My name is Angelo Calvello, along with my partner Julie Bonafide, I co-founded Rosetta Analytics in 2016. We are an asset manager and an asset manager that's been using advanced AI. We have been using deep learning since 2017 and deep reinforcement learning since 2020 to run money and life strategies for U.S. institutional investors. And by any measure, the models work and the strategies provide investors with the investment outcomes they seek.
Yet we face a strong headwind in our business development because of what I can only described as a cultural belief. And I'll get to that in a minute. Also, for a fuller delineation of the following ideas, I encourage you to read my essay in Institutional Investor entitled "The Most Powerful Artificial Intelligence Knows Nothing About Investing. And that's perfectly OK."
It was published in February of 2021. Let me start with my assessment of the investment industry's use of AI, or what I prefer to call machine learning or its use of AML. Today's become quite fashionable for managers to claim to be using machine learning as part of their investment process. If they're truthful and let's be clear, there's a lot of hand-waving in this space, but if they're truthful, then they have likely integrated what I would call traditional machine learning techniques, such as support vector machines, random forests, nearest neighbor into their existing investment processes.
These traditional machine learning techniques are generally used to augment an existing human based investment process, reducing AI at the end of the day to a handmaiden to human intelligence. And while such machine learning techniques have proven helpful, they remain bound by the constraints of human intelligence, and they fail to achieve the superhuman performing that comes with what many call a new wave of A.I. systems.
With this new wave, these are programs that operate unlike traditional AI programs. They are not hard coded, and therefore they're not restricted to working within the confines of what is already known. This new wave of A.I. is inspired by neuroscience and is capable of learning on their own first principles. This new wave includes such systems as deep learning and deep reinforcement learning, which, unlike traditional machine learning systems, are capable of finding patterns in data directly and making predictions and decisions entirely on their own, independent of human intelligence or human judgment.

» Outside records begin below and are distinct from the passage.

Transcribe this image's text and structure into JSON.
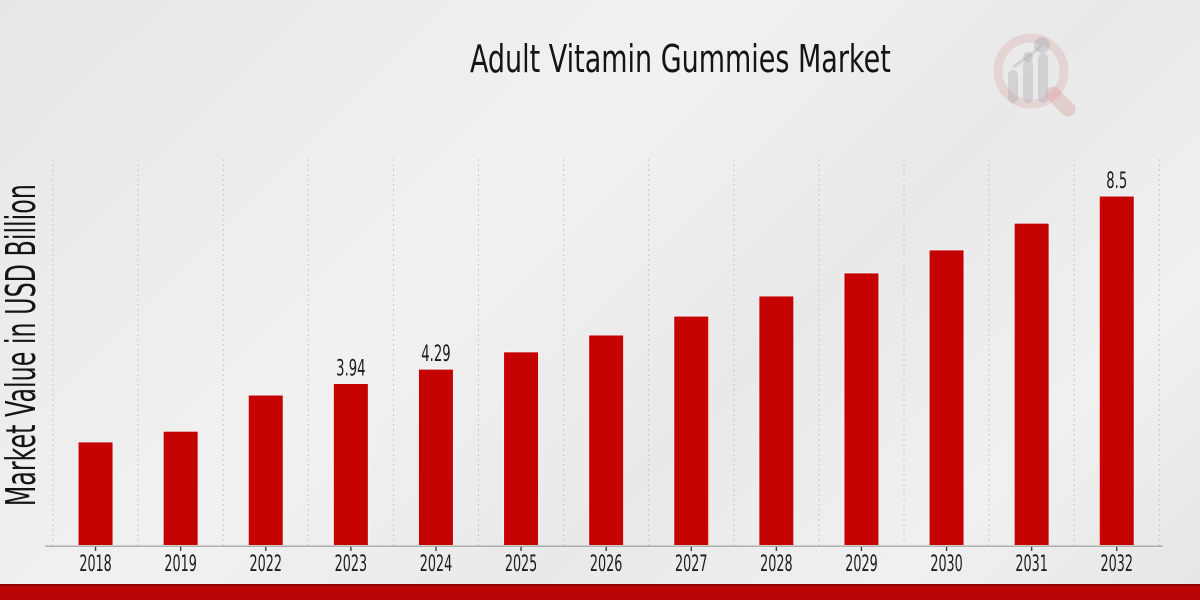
{
  "title": "Adult Vitamin Gummies Market",
  "ylabel": "Market Value in USD Billion",
  "chart_data": {
    "type": "bar",
    "title": "Adult Vitamin Gummies Market",
    "xlabel": "",
    "ylabel": "Market Value in USD Billion",
    "categories": [
      "2018",
      "2019",
      "2022",
      "2023",
      "2024",
      "2025",
      "2026",
      "2027",
      "2028",
      "2029",
      "2030",
      "2031",
      "2032"
    ],
    "values": [
      2.52,
      2.78,
      3.66,
      3.94,
      4.29,
      4.71,
      5.12,
      5.58,
      6.07,
      6.63,
      7.19,
      7.84,
      8.5
    ],
    "data_labels": {
      "2023": "3.94",
      "2024": "4.29",
      "2032": "8.5"
    },
    "ylim": [
      0,
      9.4
    ],
    "grid": "vertical-dashed",
    "legend": "none",
    "bar_color": "#c50303"
  },
  "colors": {
    "bar": "#c50303",
    "bar_edge": "#f2f2f2",
    "bottom_band": "#b80404",
    "bottom_band_edge": "#8f0101",
    "grid": "#c9c9c9",
    "axis": "#a8a8a8",
    "tick": "#3f3f3f",
    "text": "#1c1c1c"
  },
  "branding": {
    "watermark_icon": "magnifier-bar-chart-logo"
  }
}
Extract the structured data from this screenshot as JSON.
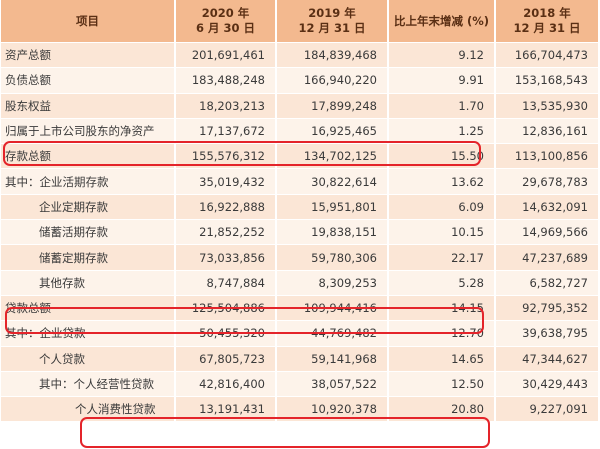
{
  "header": {
    "item": "项目",
    "c2020": [
      "2020 年",
      "6 月 30 日"
    ],
    "c2019": [
      "2019 年",
      "12 月 31 日"
    ],
    "change": "比上年末增减 (%)",
    "c2018": [
      "2018 年",
      "12 月 31 日"
    ]
  },
  "rows": [
    {
      "label": "资产总额",
      "indent": 0,
      "v2020": "201,691,461",
      "v2019": "184,839,468",
      "change": "9.12",
      "v2018": "166,704,473"
    },
    {
      "label": "负债总额",
      "indent": 0,
      "v2020": "183,488,248",
      "v2019": "166,940,220",
      "change": "9.91",
      "v2018": "153,168,543"
    },
    {
      "label": "股东权益",
      "indent": 0,
      "v2020": "18,203,213",
      "v2019": "17,899,248",
      "change": "1.70",
      "v2018": "13,535,930"
    },
    {
      "label": "归属于上市公司股东的净资产",
      "indent": 0,
      "v2020": "17,137,672",
      "v2019": "16,925,465",
      "change": "1.25",
      "v2018": "12,836,161"
    },
    {
      "label": "存款总额",
      "indent": 0,
      "v2020": "155,576,312",
      "v2019": "134,702,125",
      "change": "15.50",
      "v2018": "113,100,856"
    },
    {
      "label": "其中：企业活期存款",
      "indent": 0,
      "v2020": "35,019,432",
      "v2019": "30,822,614",
      "change": "13.62",
      "v2018": "29,678,783"
    },
    {
      "label": "企业定期存款",
      "indent": 1,
      "v2020": "16,922,888",
      "v2019": "15,951,801",
      "change": "6.09",
      "v2018": "14,632,091"
    },
    {
      "label": "储蓄活期存款",
      "indent": 1,
      "v2020": "21,852,252",
      "v2019": "19,838,151",
      "change": "10.15",
      "v2018": "14,969,566"
    },
    {
      "label": "储蓄定期存款",
      "indent": 1,
      "v2020": "73,033,856",
      "v2019": "59,780,306",
      "change": "22.17",
      "v2018": "47,237,689"
    },
    {
      "label": "其他存款",
      "indent": 1,
      "v2020": "8,747,884",
      "v2019": "8,309,253",
      "change": "5.28",
      "v2018": "6,582,727"
    },
    {
      "label": "贷款总额",
      "indent": 0,
      "v2020": "125,504,886",
      "v2019": "109,944,416",
      "change": "14.15",
      "v2018": "92,795,352"
    },
    {
      "label": "其中：企业贷款",
      "indent": 0,
      "v2020": "50,455,320",
      "v2019": "44,769,482",
      "change": "12.70",
      "v2018": "39,638,795"
    },
    {
      "label": "个人贷款",
      "indent": 1,
      "v2020": "67,805,723",
      "v2019": "59,141,968",
      "change": "14.65",
      "v2018": "47,344,627"
    },
    {
      "label": "其中：个人经营性贷款",
      "indent": 1,
      "v2020": "42,816,400",
      "v2019": "38,057,522",
      "change": "12.50",
      "v2018": "30,429,443"
    },
    {
      "label": "个人消费性贷款",
      "indent": 2,
      "v2020": "13,191,431",
      "v2019": "10,920,378",
      "change": "20.80",
      "v2018": "9,227,091"
    }
  ],
  "colors": {
    "header_bg": "#f3b98f",
    "row_odd": "#fbe6d6",
    "row_even": "#fdf3ea",
    "highlight": "#e4242a"
  }
}
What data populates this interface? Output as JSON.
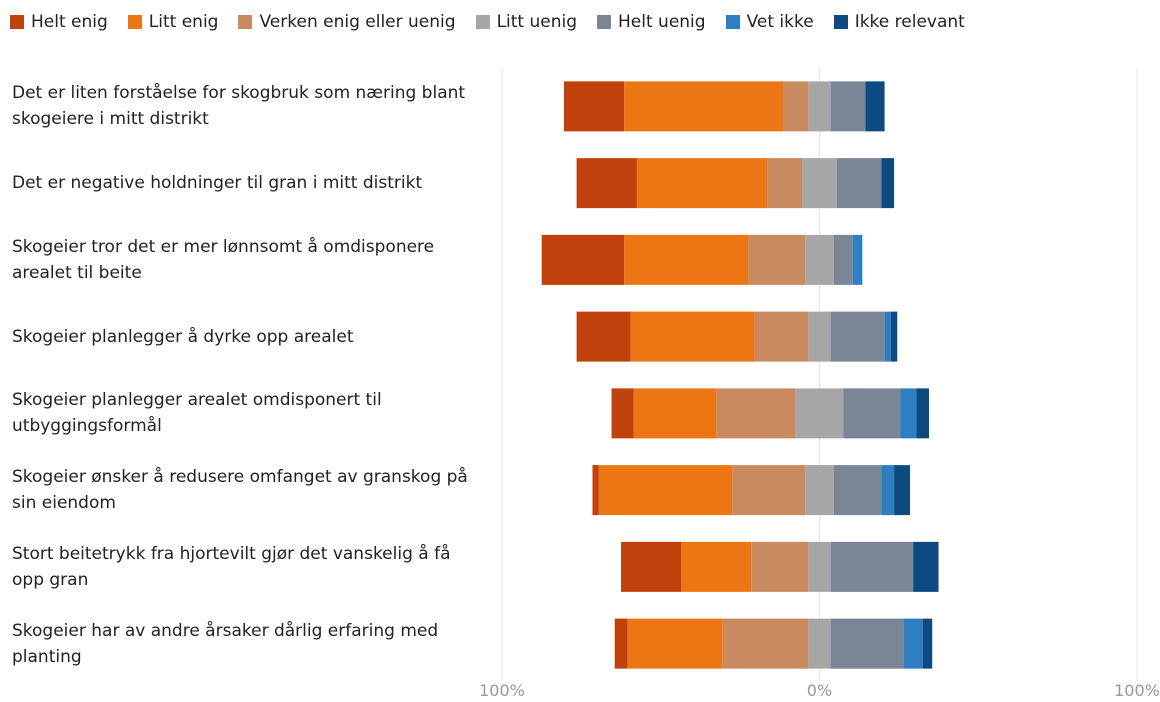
{
  "chart_data": {
    "type": "diverging-bar",
    "categories": [
      "Det er liten forståelse for skogbruk som næring blant skogeiere i mitt distrikt",
      "Det er negative holdninger til gran i mitt distrikt",
      "Skogeier tror det er mer lønnsomt å omdisponere arealet til beite",
      "Skogeier planlegger å dyrke opp arealet",
      "Skogeier planlegger arealet omdisponert til utbyggingsformål",
      "Skogeier ønsker å redusere omfanget av granskog på sin eiendom",
      "Stort beitetrykk fra hjortevilt gjør det vanskelig å få opp gran",
      "Skogeier har av andre årsaker dårlig erfaring med planting"
    ],
    "series": [
      {
        "name": "Helt enig",
        "color": "#c0410b",
        "values": [
          19,
          19,
          26,
          17,
          7,
          2,
          19,
          4
        ]
      },
      {
        "name": "Litt enig",
        "color": "#ed7614",
        "values": [
          50,
          41,
          39,
          39,
          26,
          42,
          22,
          30
        ]
      },
      {
        "name": "Verken enig eller uenig",
        "color": "#c98a5f",
        "values": [
          8,
          11,
          18,
          17,
          25,
          23,
          18,
          27
        ]
      },
      {
        "name": "Litt uenig",
        "color": "#a6a6a6",
        "values": [
          7,
          11,
          9,
          7,
          15,
          9,
          7,
          7
        ]
      },
      {
        "name": "Helt uenig",
        "color": "#7a8595",
        "values": [
          11,
          14,
          6,
          17,
          18,
          15,
          26,
          23
        ]
      },
      {
        "name": "Vet ikke",
        "color": "#2e7fc1",
        "values": [
          0,
          0,
          3,
          2,
          5,
          4,
          0,
          6
        ]
      },
      {
        "name": "Ikke relevant",
        "color": "#0d4a80",
        "values": [
          6,
          4,
          0,
          2,
          4,
          5,
          8,
          3
        ]
      }
    ],
    "center_series": 3,
    "xlim": [
      -100,
      100
    ],
    "xticks": [
      {
        "value": -100,
        "label": "100%"
      },
      {
        "value": 0,
        "label": "0%"
      },
      {
        "value": 100,
        "label": "100%"
      }
    ],
    "grid": true
  }
}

And this is where Rosetta differs from other managers using ML. We embrace this new wave of AI to the point that our A.I. is our investment process. Our models develop their own predictions, their own decisions directly from the data. Most of that raw, unstructured time series data It is precisely this nonhuman dimension that makes this new wave of AI so powerful.
As David Silver of Google's DeepMind points out, deep learning is more powerful than previous approaches because by not using human data or human expertize in any fashion, we've removed the constraints of human knowledge, and it is able to create knowledge itself. Investment managers, especially quants and quants that have adopted traditional machine learning. Readily concede that these powerful algorithms can be used to solve incredibly complex problems in medicine, autonomous driving, engineering, robotics and other verticals.
But they staunchly deny that deep learning and deep reinforcement learning can be used to solve investment problems and build successful autonomous investment strategies. In my view, that denial will be their downfall.